I literally said to him that I don’t go into his office and demand he treat me for free.

He finally agreed to the price.

€310 for prescription pads that earns him €70k+ a year.

They still have script pads over there? Not allowed here anymore. Everything is done via the net. And even then they call to make double, triple, extra sure with special chocolate sauce that the doctor actually called it in.


Actually I shouldn’t say “over here” … here in NY at least. Other places in the country are still living in the 50’s lol :stuck_out_tongue:

Yeh, pretty much the way it’s done here. However, since COVID I only call the GP and my script is sent to the Pharmacy and I just have to call it in to the Pharmacy, so times are changing.

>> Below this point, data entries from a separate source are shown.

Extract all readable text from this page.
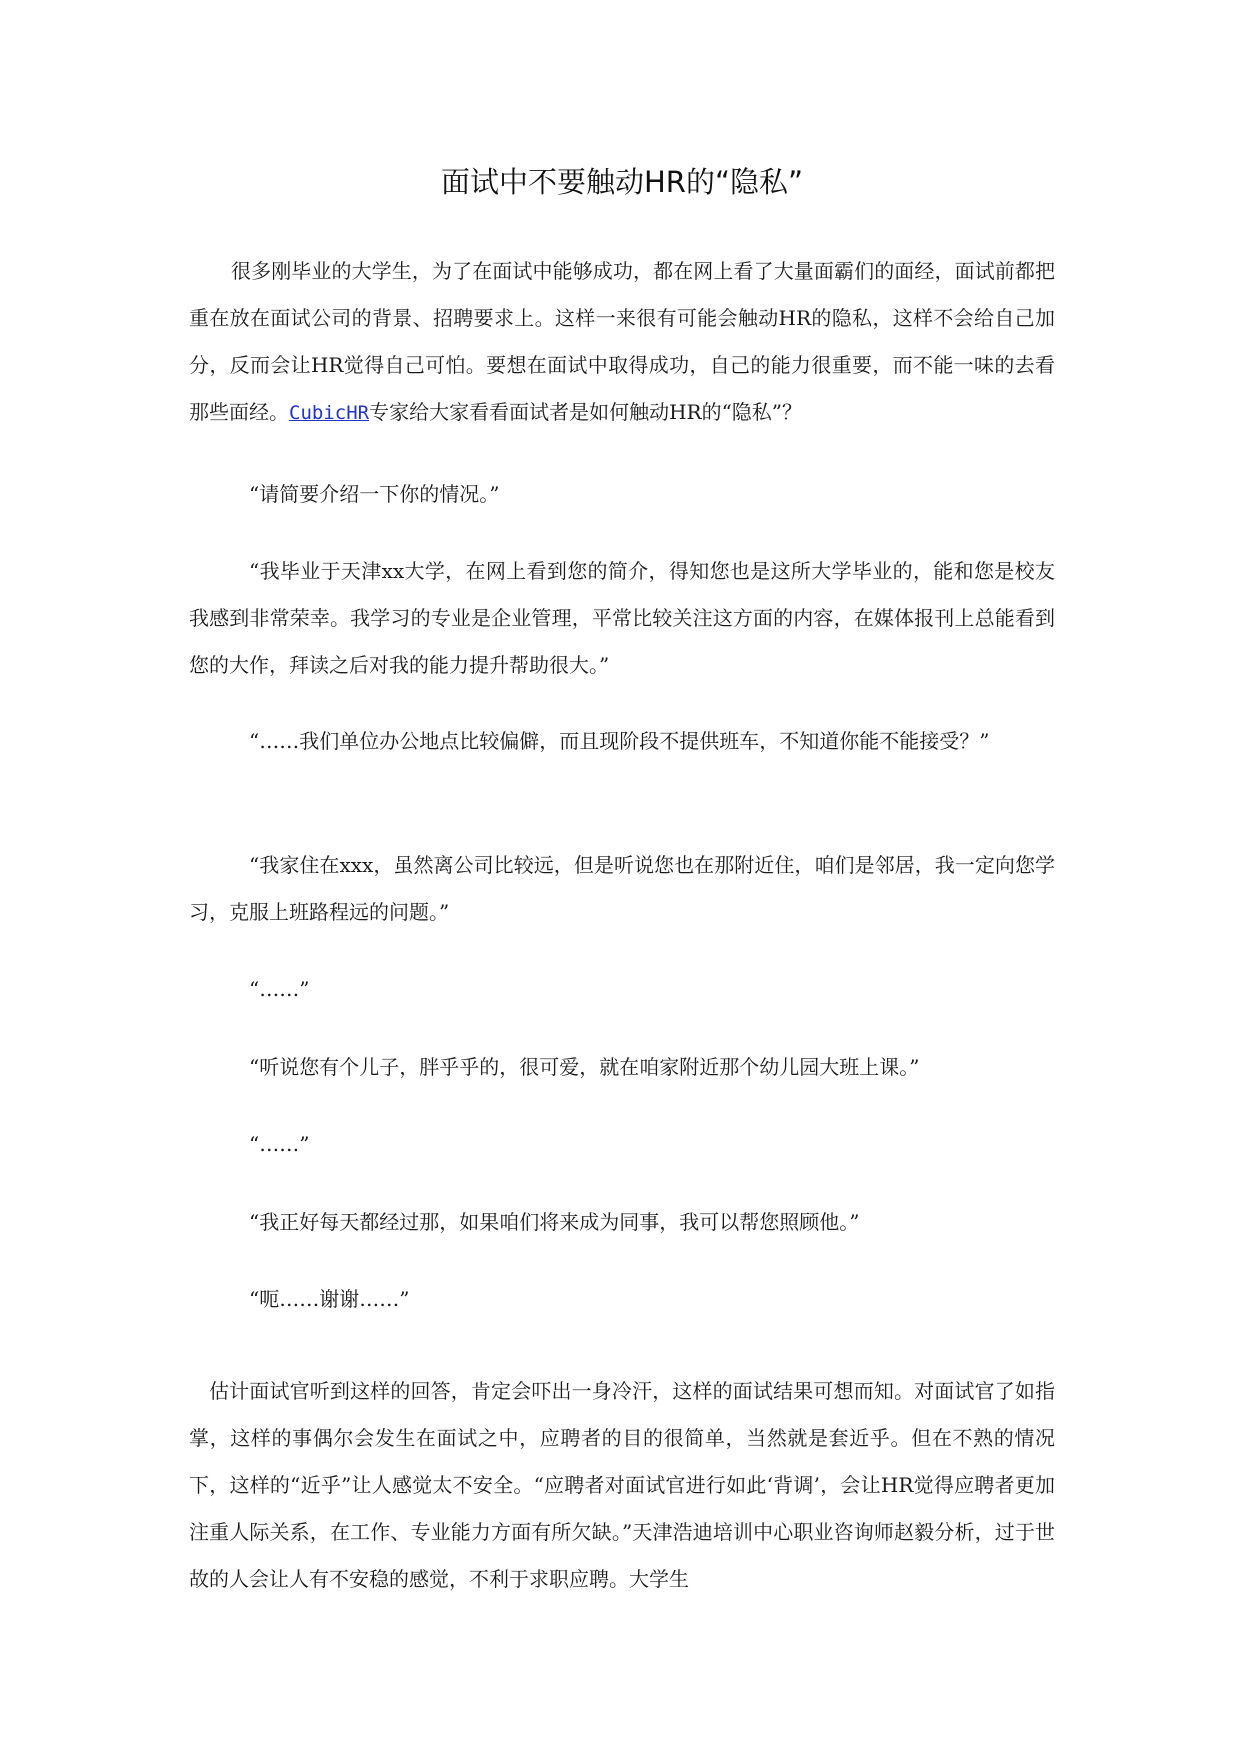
面试中不要触动HR的“隐私”

很多刚毕业的大学生，为了在面试中能够成功，都在网上看了大量面霸们的面经，面试前都把重在放在面试公司的背景、招聘要求上。这样一来很有可能会触动HR的隐私，这样不会给自己加分，反而会让HR觉得自己可怕。要想在面试中取得成功，自己的能力很重要，而不能一味的去看那些面经。CubicHR专家给大家看看面试者是如何触动HR的“隐私”？

“请简要介绍一下你的情况。”

“我毕业于天津xx大学，在网上看到您的简介，得知您也是这所大学毕业的，能和您是校友我感到非常荣幸。我学习的专业是企业管理，平常比较关注这方面的内容，在媒体报刊上总能看到您的大作，拜读之后对我的能力提升帮助很大。”

“……我们单位办公地点比较偏僻，而且现阶段不提供班车，不知道你能不能接受？”

“我家住在xxx，虽然离公司比较远，但是听说您也在那附近住，咱们是邻居，我一定向您学习，克服上班路程远的问题。”

“……”

“听说您有个儿子，胖乎乎的，很可爱，就在咱家附近那个幼儿园大班上课。”

“……”

“我正好每天都经过那，如果咱们将来成为同事，我可以帮您照顾他。”

“呃……谢谢……”

估计面试官听到这样的回答，肯定会吓出一身冷汗，这样的面试结果可想而知。对面试官了如指掌，这样的事偶尔会发生在面试之中，应聘者的目的很简单，当然就是套近乎。但在不熟的情况下，这样的“近乎”让人感觉太不安全。“应聘者对面试官进行如此‘背调’，会让HR觉得应聘者更加注重人际关系，在工作、专业能力方面有所欠缺。”天津浩迪培训中心职业咨询师赵毅分析，过于世故的人会让人有不安稳的感觉，不利于求职应聘。大学生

Hey, we have chip and pin in our credit/debit cards though. And nobody uses cheques here :smiley: :smiley:

My brother lives in Michigan and he’s shocked how far behind the banking systems are :smiley:

Guess we have different priorities! :smiley:

Everything here has the chip too. Again … in NY I can’t speak for the rest of the country. I still do use checks on occasion … but it’s rare these days. However we do have some places that simply won’t take debit or credit as they refuse to pay a percentage of their profits to the big corps for the fees they charge to allow their use. So they are cash only businesses. I just can’t go cashless … I have to have some green in my wallet

Yeh, my brother was over last Christmas and he had to sign using his credit/debit card, the guy in the shop didn’t know what to do, my brother explained he can’t use the pin machine as there’s no chip in the card. The guy in the store had to get his manager…

It was weird :smiley:

Yes, places here won’t take card either due to the fees. But it’s rare. Most places now want the card.

We have contactless payment cards here - just hover the card over the machine to pay up to €50.

But anything over that requires pin.

I pay for stuff using my phone now too. It’s so handy.